US warned WikiLeaks suspect unfit for Iraq: Report
Immediate commanders of Bradley Manning, the US Army private suspected of passing secret government files to WikiLeaks, defied a mental health expert`s recommendation that he not be deployed to Iraq.
Washington: Immediate commanders of Bradley
Manning, the US Army private suspected of passing secret
government files to WikiLeaks, defied a mental health expert`s
recommendation that he not be deployed to Iraq, The Washington
Post reported online.
Manning was not disqualified from deployment from his
base at Fort Drum, New York, where experts said he exhibited
behavioral problems, the report said.
"The final decision on whether a soldier is fit to go to
a war zone rests with his immediate commanders," the Post
said, citing an unnamed military official said, adding that an
Army probe found the decision to not heed the advice could
have contributed to the massive classified documents leak.

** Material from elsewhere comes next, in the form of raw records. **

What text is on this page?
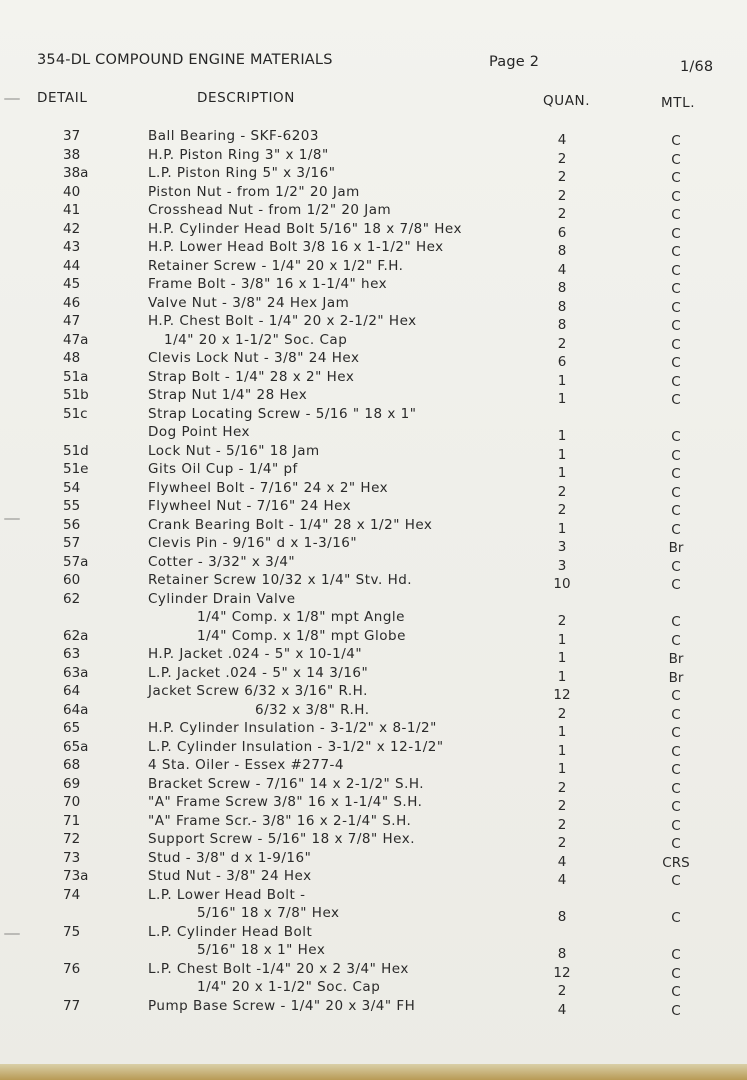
354-DL COMPOUND ENGINE MATERIALS	Page 2	1/68
DETAIL	DESCRIPTION	QUAN.	MTL.
37	Ball Bearing - SKF-6203	4	C
38	H.P. Piston Ring 3" x 1/8"	2	C
38a	L.P. Piston Ring 5" x 3/16"	2	C
40	Piston Nut - from 1/2" 20 Jam	2	C
41	Crosshead Nut - from 1/2" 20 Jam	2	C
42	H.P. Cylinder Head Bolt 5/16" 18 x 7/8" Hex	6	C
43	H.P. Lower Head Bolt 3/8 16 x 1-1/2" Hex	8	C
44	Retainer Screw - 1/4" 20 x 1/2" F.H.	4	C
45	Frame Bolt - 3/8" 16 x 1-1/4" hex	8	C
46	Valve Nut - 3/8" 24 Hex Jam	8	C
47	H.P. Chest Bolt - 1/4" 20 x 2-1/2" Hex	8	C
47a	1/4" 20 x 1-1/2" Soc. Cap	2	C
48	Clevis Lock Nut - 3/8" 24 Hex	6	C
51a	Strap Bolt - 1/4" 28 x 2" Hex	1	C
51b	Strap Nut 1/4" 28 Hex	1	C
51c	Strap Locating Screw - 5/16 " 18 x 1"
Dog Point Hex	1	C
51d	Lock Nut - 5/16" 18 Jam	1	C
51e	Gits Oil Cup - 1/4" pf	1	C
54	Flywheel Bolt - 7/16" 24 x 2" Hex	2	C
55	Flywheel Nut - 7/16" 24 Hex	2	C
56	Crank Bearing Bolt - 1/4" 28 x 1/2" Hex	1	C
57	Clevis Pin - 9/16" d x 1-3/16"	3	Br
57a	Cotter - 3/32" x 3/4"	3	C
60	Retainer Screw 10/32 x 1/4" Stv. Hd.	10	C
62	Cylinder Drain Valve
1/4" Comp. x 1/8" mpt Angle	2	C
62a	1/4" Comp. x 1/8" mpt Globe	1	C
63	H.P. Jacket .024 - 5" x 10-1/4"	1	Br
63a	L.P. Jacket .024 - 5" x 14 3/16"	1	Br
64	Jacket Screw 6/32 x 3/16" R.H.	12	C
64a	6/32 x 3/8" R.H.	2	C
65	H.P. Cylinder Insulation - 3-1/2" x 8-1/2"	1	C
65a	L.P. Cylinder Insulation - 3-1/2" x 12-1/2"	1	C
68	4 Sta. Oiler - Essex #277-4	1	C
69	Bracket Screw - 7/16" 14 x 2-1/2" S.H.	2	C
70	"A" Frame Screw 3/8" 16 x 1-1/4" S.H.	2	C
71	"A" Frame Scr.- 3/8" 16 x 2-1/4" S.H.	2	C
72	Support Screw - 5/16" 18 x 7/8" Hex.	2	C
73	Stud - 3/8" d x 1-9/16"	4	CRS
73a	Stud Nut - 3/8" 24 Hex	4	C
74	L.P. Lower Head Bolt -
5/16" 18 x 7/8" Hex	8	C
75	L.P. Cylinder Head Bolt
5/16" 18 x 1" Hex	8	C
76	L.P. Chest Bolt -1/4" 20 x 2 3/4" Hex	12	C
1/4" 20 x 1-1/2" Soc. Cap	2	C
77	Pump Base Screw - 1/4" 20 x 3/4" FH	4	C
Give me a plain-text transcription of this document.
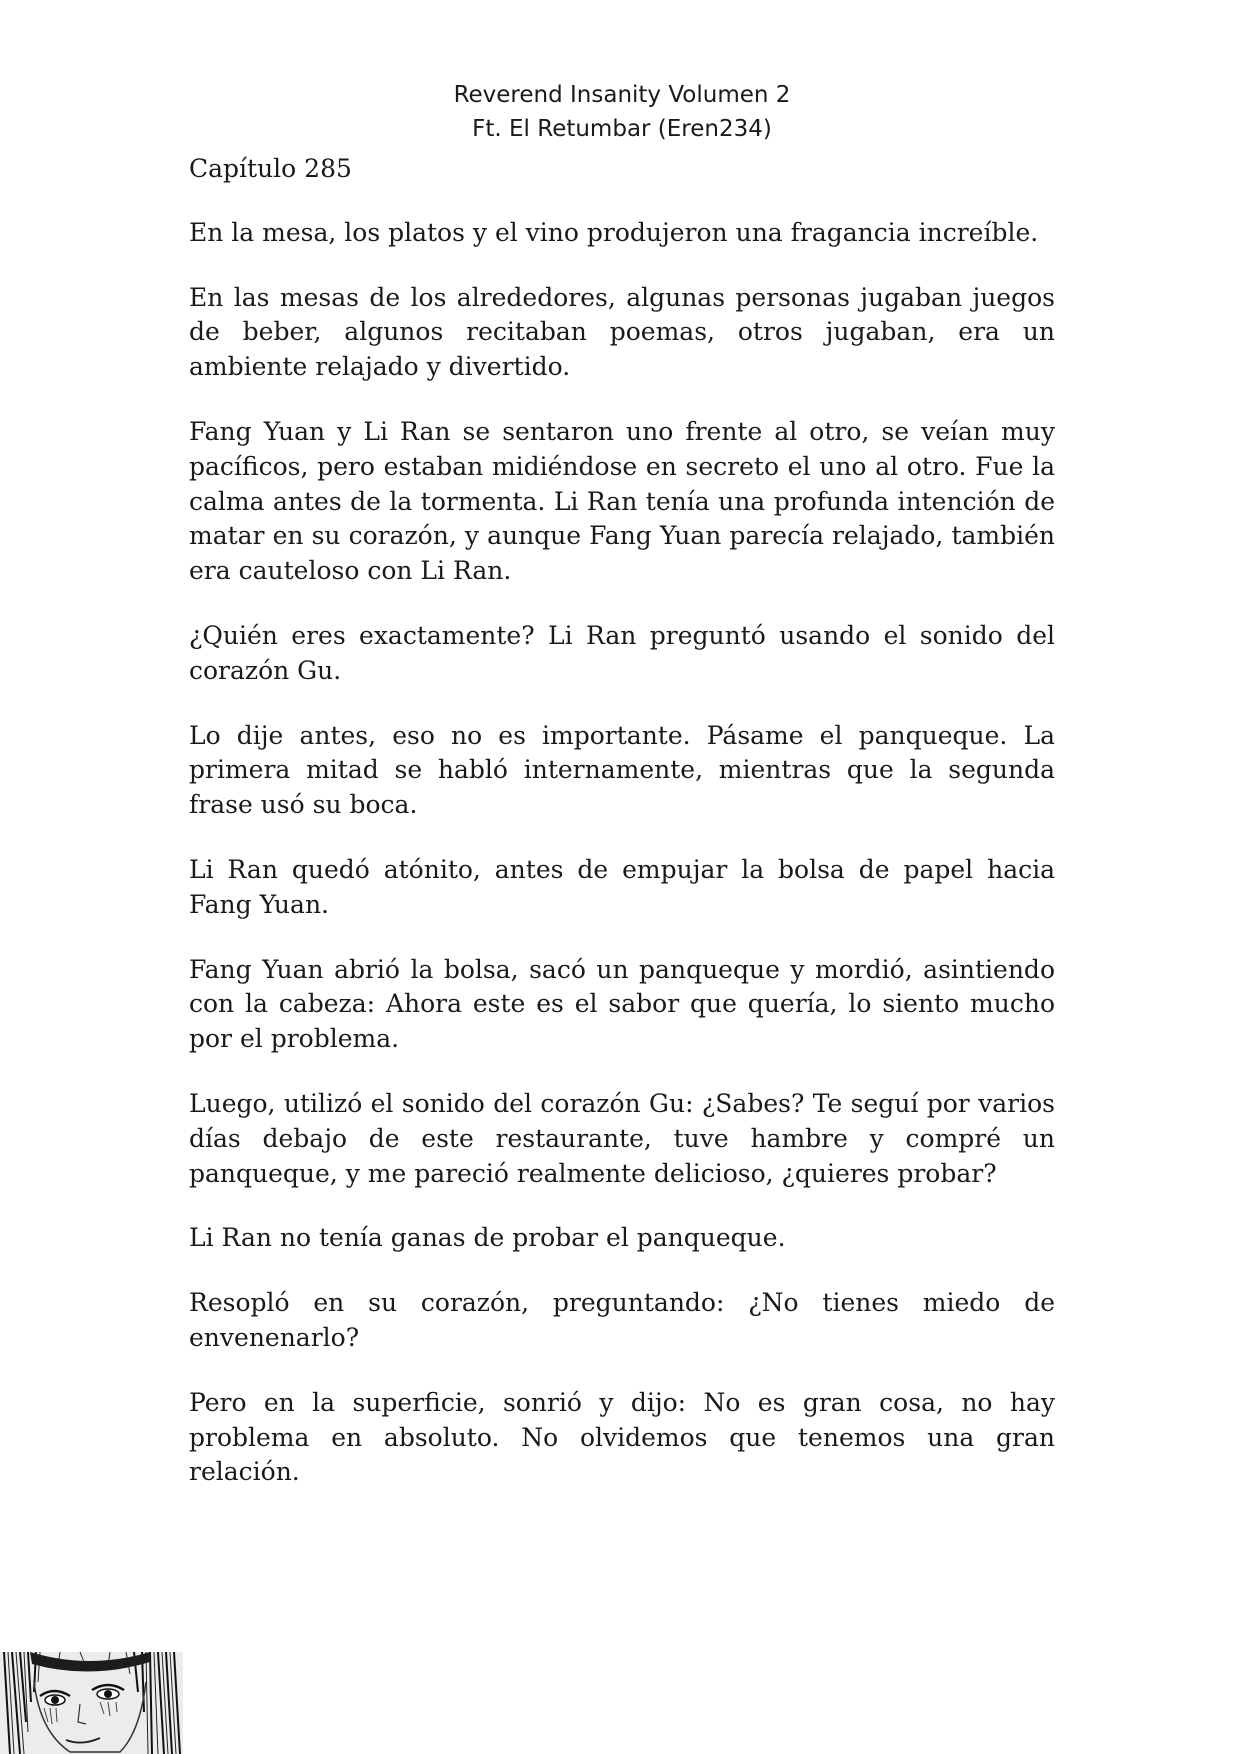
Reverend Insanity Volumen 2
Ft. El Retumbar (Eren234)
Capítulo 285

En la mesa, los platos y el vino produjeron una fragancia increíble.

En las mesas de los alrededores, algunas personas jugaban juegos de beber, algunos recitaban poemas, otros jugaban, era un ambiente relajado y divertido.

Fang Yuan y Li Ran se sentaron uno frente al otro, se veían muy pacíficos, pero estaban midiéndose en secreto el uno al otro. Fue la calma antes de la tormenta. Li Ran tenía una profunda intención de matar en su corazón, y aunque Fang Yuan parecía relajado, también era cauteloso con Li Ran.

¿Quién eres exactamente? Li Ran preguntó usando el sonido del corazón Gu.

Lo dije antes, eso no es importante. Pásame el panqueque. La primera mitad se habló internamente, mientras que la segunda frase usó su boca.

Li Ran quedó atónito, antes de empujar la bolsa de papel hacia Fang Yuan.

Fang Yuan abrió la bolsa, sacó un panqueque y mordió, asintiendo con la cabeza: Ahora este es el sabor que quería, lo siento mucho por el problema.

Luego, utilizó el sonido del corazón Gu: ¿Sabes? Te seguí por varios días debajo de este restaurante, tuve hambre y compré un panqueque, y me pareció realmente delicioso, ¿quieres probar?

Li Ran no tenía ganas de probar el panqueque.

Resopló en su corazón, preguntando: ¿No tienes miedo de envenenarlo?

Pero en la superficie, sonrió y dijo: No es gran cosa, no hay problema en absoluto. No olvidemos que tenemos una gran relación.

Manning, 23, who is being held in solitary confinement,
is charged with eight violations of federal criminal law,
including transmitting classified information to a third
party, and two counts under military law stemming from the
first WikiLeaks release last year.
He has not been charged in connection with the release of
diplomatic cables late last year by WikiLeaks, but attention
has focused on his role.
Held since July at a military brig at the Quantico Marine
base in Virginia, Manning has been placed under a maximum
security regimen because authorities say his escape would pose
a risk to national security.
Separate from the ongoing criminal probe, "the Army
investigation ... found that Manning`s immediate supervisors
did not follow procedures for overseeing the secure area where
the classified information was kept, greatly increasing the
risk of a security breach," the Post said citing the unnamed
The WikiLeaks website has yet to disclose its source for
a massive trove of classified US military and diplomatic
documents published in recent months, but suspicion has
focused on Manning, who worked as a low-ranking army
intelligence analyst in Iraq.
Manning was first arrested in May and authorities have
yet to say when he will be put on trial.
If found guilty, Manning faces up to 52 years in prison.
Last month Manning filed a complaint on his conditions of
detention, his lawyer said. Attorney David Coombs said in a
blog post that Manning was being inappropriately held under
maximum security and special surveillance.